Alaska ranked 129 out of 141, in large part because of the impediments the federal government has put on companies trying to develop on and offshore Alaska leases.
Great Bear’s project, he said, had to make sense for all stakeholders, including the people of the North Slope, the State of Alaska, the environment and wildlife, and his company.
That said, “What I think is the most important thing about this slide,” Duncan said, “is in bold type, ‘the request for capital in the United States has taken on the appearance of state versus state competition. … The State of Alaska should not be in a position where a decision in its future runs through the Bakken in North Dakota, or the Eagle Ford in south Texas, or the Marcellus in the Northeast. Alaska’s resource base is global in scale. It’s an international oil and gas player. And access to capital, interested investment and activity in the state shouldn’t be dependent on competition with North Dakota. I just find that an aberration. My brain simply can’t process that.”

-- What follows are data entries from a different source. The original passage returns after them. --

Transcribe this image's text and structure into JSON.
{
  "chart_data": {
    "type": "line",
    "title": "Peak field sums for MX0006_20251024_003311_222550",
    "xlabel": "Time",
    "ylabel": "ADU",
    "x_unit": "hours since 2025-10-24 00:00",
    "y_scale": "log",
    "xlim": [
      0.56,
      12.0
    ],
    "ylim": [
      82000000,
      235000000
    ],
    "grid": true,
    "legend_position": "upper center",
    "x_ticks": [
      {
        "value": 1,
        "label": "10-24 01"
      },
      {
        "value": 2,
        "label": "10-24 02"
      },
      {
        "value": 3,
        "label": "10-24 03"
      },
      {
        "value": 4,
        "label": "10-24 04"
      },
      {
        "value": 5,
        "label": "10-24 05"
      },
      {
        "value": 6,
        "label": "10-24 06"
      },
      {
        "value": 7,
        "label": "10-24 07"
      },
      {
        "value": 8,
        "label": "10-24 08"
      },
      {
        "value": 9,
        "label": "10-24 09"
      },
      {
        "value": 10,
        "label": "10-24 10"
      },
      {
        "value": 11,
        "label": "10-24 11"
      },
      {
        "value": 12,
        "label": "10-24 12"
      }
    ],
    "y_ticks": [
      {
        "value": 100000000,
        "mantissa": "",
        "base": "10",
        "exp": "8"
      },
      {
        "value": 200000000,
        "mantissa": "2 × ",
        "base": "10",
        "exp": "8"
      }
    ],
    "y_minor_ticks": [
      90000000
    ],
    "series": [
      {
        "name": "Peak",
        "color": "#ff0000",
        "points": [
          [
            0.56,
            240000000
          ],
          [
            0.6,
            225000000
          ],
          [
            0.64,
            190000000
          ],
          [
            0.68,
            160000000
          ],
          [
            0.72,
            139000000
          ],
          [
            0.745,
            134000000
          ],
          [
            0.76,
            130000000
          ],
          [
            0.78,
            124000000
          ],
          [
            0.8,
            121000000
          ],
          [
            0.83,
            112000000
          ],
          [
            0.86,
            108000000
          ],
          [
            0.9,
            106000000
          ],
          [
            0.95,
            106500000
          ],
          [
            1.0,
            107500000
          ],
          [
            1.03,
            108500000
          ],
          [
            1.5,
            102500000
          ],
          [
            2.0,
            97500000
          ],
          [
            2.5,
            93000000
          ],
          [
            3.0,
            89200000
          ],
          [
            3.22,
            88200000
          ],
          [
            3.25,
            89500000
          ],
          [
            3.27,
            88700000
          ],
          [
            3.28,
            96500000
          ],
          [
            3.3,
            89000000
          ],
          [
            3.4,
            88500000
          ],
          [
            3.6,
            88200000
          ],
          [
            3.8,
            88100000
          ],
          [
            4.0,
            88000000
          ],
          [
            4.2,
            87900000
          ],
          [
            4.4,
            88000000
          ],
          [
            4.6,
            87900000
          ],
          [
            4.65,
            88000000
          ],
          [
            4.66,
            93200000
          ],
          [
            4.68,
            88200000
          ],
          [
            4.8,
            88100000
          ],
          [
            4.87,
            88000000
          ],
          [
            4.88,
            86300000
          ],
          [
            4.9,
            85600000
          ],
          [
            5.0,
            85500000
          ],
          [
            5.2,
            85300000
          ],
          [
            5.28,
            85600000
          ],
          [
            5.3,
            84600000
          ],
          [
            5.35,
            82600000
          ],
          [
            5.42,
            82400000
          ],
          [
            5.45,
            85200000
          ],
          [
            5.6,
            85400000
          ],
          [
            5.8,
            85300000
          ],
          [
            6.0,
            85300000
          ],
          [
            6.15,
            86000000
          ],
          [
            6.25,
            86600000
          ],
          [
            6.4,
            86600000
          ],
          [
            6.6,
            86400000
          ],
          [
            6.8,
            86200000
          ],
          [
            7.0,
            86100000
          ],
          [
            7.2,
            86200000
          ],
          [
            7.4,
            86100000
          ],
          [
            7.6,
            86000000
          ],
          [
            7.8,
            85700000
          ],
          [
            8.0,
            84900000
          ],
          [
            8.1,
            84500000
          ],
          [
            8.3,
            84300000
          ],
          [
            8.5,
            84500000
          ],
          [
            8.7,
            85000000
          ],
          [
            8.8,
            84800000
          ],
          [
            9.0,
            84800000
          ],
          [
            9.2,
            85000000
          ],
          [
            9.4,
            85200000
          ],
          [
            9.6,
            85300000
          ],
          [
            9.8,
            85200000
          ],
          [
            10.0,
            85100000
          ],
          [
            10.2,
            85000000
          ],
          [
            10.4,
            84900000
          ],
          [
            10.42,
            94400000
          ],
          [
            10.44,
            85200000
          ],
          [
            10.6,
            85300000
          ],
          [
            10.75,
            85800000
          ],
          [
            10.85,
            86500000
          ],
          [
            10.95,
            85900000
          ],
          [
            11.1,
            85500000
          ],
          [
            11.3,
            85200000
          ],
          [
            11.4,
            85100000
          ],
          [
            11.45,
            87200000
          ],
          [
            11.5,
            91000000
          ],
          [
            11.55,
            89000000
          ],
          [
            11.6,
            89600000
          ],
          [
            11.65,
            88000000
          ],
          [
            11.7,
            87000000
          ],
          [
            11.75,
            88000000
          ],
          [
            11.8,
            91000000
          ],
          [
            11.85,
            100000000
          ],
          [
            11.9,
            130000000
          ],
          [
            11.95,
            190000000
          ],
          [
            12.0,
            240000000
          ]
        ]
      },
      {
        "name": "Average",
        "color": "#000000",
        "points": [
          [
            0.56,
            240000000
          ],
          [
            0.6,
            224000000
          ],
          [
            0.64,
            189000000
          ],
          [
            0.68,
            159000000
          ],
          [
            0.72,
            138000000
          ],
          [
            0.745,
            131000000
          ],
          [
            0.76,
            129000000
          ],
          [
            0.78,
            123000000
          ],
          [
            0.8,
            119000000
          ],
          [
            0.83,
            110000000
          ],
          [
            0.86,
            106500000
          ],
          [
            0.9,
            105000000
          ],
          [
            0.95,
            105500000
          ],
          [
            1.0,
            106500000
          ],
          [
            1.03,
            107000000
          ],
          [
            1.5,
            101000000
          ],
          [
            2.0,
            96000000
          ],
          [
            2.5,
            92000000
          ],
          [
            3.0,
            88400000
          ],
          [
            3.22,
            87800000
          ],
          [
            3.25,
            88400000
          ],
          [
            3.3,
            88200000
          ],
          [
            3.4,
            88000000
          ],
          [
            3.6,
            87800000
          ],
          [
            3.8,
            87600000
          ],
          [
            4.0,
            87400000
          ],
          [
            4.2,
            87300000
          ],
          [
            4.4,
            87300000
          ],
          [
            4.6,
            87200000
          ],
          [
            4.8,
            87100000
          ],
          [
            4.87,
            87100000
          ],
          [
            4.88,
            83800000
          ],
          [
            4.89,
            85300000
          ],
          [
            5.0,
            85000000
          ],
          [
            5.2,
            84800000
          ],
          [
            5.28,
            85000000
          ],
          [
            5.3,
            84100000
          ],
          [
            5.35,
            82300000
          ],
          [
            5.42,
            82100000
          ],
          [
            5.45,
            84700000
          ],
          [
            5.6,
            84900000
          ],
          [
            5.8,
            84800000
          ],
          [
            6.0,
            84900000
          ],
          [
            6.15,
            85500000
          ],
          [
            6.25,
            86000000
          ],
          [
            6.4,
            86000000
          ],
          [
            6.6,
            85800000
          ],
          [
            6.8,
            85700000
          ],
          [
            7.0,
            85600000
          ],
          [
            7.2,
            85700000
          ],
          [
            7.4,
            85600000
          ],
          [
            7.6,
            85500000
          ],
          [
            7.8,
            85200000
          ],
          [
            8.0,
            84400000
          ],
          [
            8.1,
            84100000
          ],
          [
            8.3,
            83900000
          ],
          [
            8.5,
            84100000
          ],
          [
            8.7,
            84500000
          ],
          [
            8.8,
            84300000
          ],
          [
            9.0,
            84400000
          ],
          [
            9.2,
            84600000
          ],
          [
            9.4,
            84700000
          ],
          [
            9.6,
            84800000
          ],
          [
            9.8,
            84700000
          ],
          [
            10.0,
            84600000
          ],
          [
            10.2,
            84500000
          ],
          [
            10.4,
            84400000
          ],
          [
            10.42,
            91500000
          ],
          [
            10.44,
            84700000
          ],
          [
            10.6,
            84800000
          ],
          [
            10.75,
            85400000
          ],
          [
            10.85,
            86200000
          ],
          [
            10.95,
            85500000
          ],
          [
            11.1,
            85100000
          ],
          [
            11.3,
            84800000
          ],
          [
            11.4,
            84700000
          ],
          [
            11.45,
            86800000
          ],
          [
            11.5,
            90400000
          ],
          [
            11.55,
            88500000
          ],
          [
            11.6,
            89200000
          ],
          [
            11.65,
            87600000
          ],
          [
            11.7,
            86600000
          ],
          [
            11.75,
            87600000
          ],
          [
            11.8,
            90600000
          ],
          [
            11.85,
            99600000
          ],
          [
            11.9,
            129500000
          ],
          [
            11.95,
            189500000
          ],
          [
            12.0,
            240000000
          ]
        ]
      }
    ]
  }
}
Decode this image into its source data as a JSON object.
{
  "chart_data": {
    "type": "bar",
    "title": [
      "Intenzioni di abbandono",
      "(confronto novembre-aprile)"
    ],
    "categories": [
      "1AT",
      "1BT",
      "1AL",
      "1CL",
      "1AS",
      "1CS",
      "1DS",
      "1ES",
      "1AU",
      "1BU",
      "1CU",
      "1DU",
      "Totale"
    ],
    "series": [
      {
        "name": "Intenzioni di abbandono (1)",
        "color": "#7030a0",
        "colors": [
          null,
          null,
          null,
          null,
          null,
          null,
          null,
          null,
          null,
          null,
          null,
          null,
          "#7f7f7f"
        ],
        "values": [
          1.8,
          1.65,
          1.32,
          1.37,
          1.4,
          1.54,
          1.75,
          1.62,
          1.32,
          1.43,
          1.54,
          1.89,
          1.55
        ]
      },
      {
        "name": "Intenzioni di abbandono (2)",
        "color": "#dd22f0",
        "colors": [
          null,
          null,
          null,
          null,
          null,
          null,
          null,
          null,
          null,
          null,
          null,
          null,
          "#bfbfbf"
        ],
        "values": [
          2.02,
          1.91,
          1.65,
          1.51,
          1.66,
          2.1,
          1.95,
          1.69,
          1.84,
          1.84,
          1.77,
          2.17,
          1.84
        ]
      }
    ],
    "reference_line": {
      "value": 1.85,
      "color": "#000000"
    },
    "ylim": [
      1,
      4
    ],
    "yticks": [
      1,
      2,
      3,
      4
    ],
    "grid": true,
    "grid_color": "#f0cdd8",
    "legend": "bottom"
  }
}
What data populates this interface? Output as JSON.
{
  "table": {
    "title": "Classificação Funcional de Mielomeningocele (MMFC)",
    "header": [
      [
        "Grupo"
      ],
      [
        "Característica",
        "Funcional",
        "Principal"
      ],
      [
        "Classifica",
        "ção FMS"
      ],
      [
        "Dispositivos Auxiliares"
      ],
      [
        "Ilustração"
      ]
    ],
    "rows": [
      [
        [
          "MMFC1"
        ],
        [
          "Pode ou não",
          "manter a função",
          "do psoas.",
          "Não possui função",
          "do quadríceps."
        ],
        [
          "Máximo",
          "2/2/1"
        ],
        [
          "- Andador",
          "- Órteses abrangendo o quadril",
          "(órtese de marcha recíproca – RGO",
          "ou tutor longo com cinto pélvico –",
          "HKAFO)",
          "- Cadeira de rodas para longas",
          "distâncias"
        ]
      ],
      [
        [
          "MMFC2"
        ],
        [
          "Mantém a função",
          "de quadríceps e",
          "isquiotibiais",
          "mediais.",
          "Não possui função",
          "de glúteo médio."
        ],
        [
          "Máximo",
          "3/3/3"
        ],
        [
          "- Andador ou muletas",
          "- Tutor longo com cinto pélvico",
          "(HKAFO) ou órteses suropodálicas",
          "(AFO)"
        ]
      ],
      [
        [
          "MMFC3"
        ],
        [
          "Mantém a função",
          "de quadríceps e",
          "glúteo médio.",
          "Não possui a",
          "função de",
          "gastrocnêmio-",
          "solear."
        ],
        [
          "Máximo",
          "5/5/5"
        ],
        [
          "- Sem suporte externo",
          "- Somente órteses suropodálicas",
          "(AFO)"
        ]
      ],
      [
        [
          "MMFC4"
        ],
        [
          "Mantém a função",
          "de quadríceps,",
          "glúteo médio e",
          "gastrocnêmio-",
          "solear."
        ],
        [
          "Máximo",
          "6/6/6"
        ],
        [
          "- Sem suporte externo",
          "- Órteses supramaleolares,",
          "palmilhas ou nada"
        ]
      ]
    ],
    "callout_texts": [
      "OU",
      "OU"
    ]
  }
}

Great Bear, he said, “is built around building Alaska back to where it should be … where it was just a few short years ago. Not preoccupied with North Dakota or South Texas or the Northeast U.S.”
Great Bear’s vision“The easy conventional oil on the North Slope has been found. … As with every other basin in North America, the future is unconventional — oil and gas. … It’s unconventional resource plays that are going to drive the energy economy of this country and this state going forward for a very long time,” he said.
“Our company aims to be the leading unconventional oil and gas producer in Alaska. Our leasing is focused very heavily on good science. We’re reasonably proximal to infrastructure. We bracket the pipeline. We see every reason to believe these rocks will produce at commercial rates. We believe that effective and efficient development of our resource base from our leasehold alone provides a growing and stable forecast-able energy and economic future for the State of Alaska for the next 50-plus years, effectively, in the near term, reversing the state’s oil decline,” Duncan said.
The “volumetric outcome” of northern Alaska’s source rocks plays “will exceed the conventional exploration and production targets on the North Slope. In our opinion,” he said.